In the commentaries for the late lamented Firefly, Joss Whedon talked about how everyone is the hero of his own story. At risk of being the boring repetitive fangurl, one thing I always say about her is held up in this book: every single character – whether it’s one of the Ashers or one of the vampires who looms threateningly to one side but hardly says a word, or Ellen, or the woman mopping the floor, or the magnificent taximan Greuze, or Simon Xavier Christian Morado de la Cadeña-Ysidro – each and every one of them could carry a book on his own, if Ms. Hambly ever got bored and needed a different direction. (I’d love to see a Greuze spin-off.) It is so easy to see each character, named and unnamed, briefly seen or often, as the hero of his own tale, with a life of his own offscreen. I don’t want to make it sound like a cluttered landscape, filled with all these heroes fighting for attention. It isn’t, any more than your last trip to the grocery store was. All those other people in the aisles, the non-speaking role of the person who stole your parking space or cut in line just ahead of you, the teenager who rang up your order and the senior citizen who bagged it – they’re all the heroes of their own story, and however brief their appearance in your story they’re real and vivid. That’s what Ms. Hambly manages to do in her worlds.

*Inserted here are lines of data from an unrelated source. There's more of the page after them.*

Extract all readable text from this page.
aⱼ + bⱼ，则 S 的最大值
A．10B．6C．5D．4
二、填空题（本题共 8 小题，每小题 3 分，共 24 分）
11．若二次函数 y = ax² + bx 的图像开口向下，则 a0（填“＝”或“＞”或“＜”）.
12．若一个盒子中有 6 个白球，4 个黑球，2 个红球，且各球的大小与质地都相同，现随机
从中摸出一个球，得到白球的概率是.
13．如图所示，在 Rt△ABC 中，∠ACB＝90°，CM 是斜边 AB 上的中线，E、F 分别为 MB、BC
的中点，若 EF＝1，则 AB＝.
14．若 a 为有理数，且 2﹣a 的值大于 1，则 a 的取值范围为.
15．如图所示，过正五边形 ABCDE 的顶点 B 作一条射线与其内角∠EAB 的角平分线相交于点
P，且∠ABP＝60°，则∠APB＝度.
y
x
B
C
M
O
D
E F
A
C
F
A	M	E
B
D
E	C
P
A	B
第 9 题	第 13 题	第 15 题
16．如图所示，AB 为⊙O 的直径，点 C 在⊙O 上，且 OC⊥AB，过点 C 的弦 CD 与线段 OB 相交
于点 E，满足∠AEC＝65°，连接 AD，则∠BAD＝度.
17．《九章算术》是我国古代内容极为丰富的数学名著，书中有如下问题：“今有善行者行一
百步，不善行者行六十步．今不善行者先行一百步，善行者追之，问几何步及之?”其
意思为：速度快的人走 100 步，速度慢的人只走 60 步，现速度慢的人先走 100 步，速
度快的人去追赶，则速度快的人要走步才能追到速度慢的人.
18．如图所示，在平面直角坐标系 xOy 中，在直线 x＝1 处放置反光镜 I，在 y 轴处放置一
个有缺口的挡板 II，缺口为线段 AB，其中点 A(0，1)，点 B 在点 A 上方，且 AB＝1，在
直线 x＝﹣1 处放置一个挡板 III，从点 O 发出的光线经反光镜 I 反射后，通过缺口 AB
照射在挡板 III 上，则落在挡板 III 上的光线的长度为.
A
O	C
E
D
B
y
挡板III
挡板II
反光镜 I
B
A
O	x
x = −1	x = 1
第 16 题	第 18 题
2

Oh, and the writing. “Dr Théodule, stooped, white-haired, and resembling nothing so much as a wizard who has attempted to transform himself into a goat and had the spell fail halfway.” It’s funny, and unusual, and – well, I can certainly see him. “‘If you faint from inanition I shall carry you to the curb and leave you there,’ Ysidro had told her last night”. How very Ysidro. “Morning sunlight buttered the Avenue du Maine”. So beautiful.
Every word pulls its weight, fits into its place as if that place had been built for it when the universe formed. The saying I usually use as a rod to beat poor writers with is, here, a paean: “The difference between the right word and the almost-right word is the difference between the lightning and the lightning bug.” Zeus’s got nothing on Barbara Hambly for lightning.
All right, I’m getting a little worshipful here. I can’t help it. Put it this way: given a choice between reading 99% of anything else out there and Barbara Hambly, I will, given free will, always opt for Ms. Hambly. Always.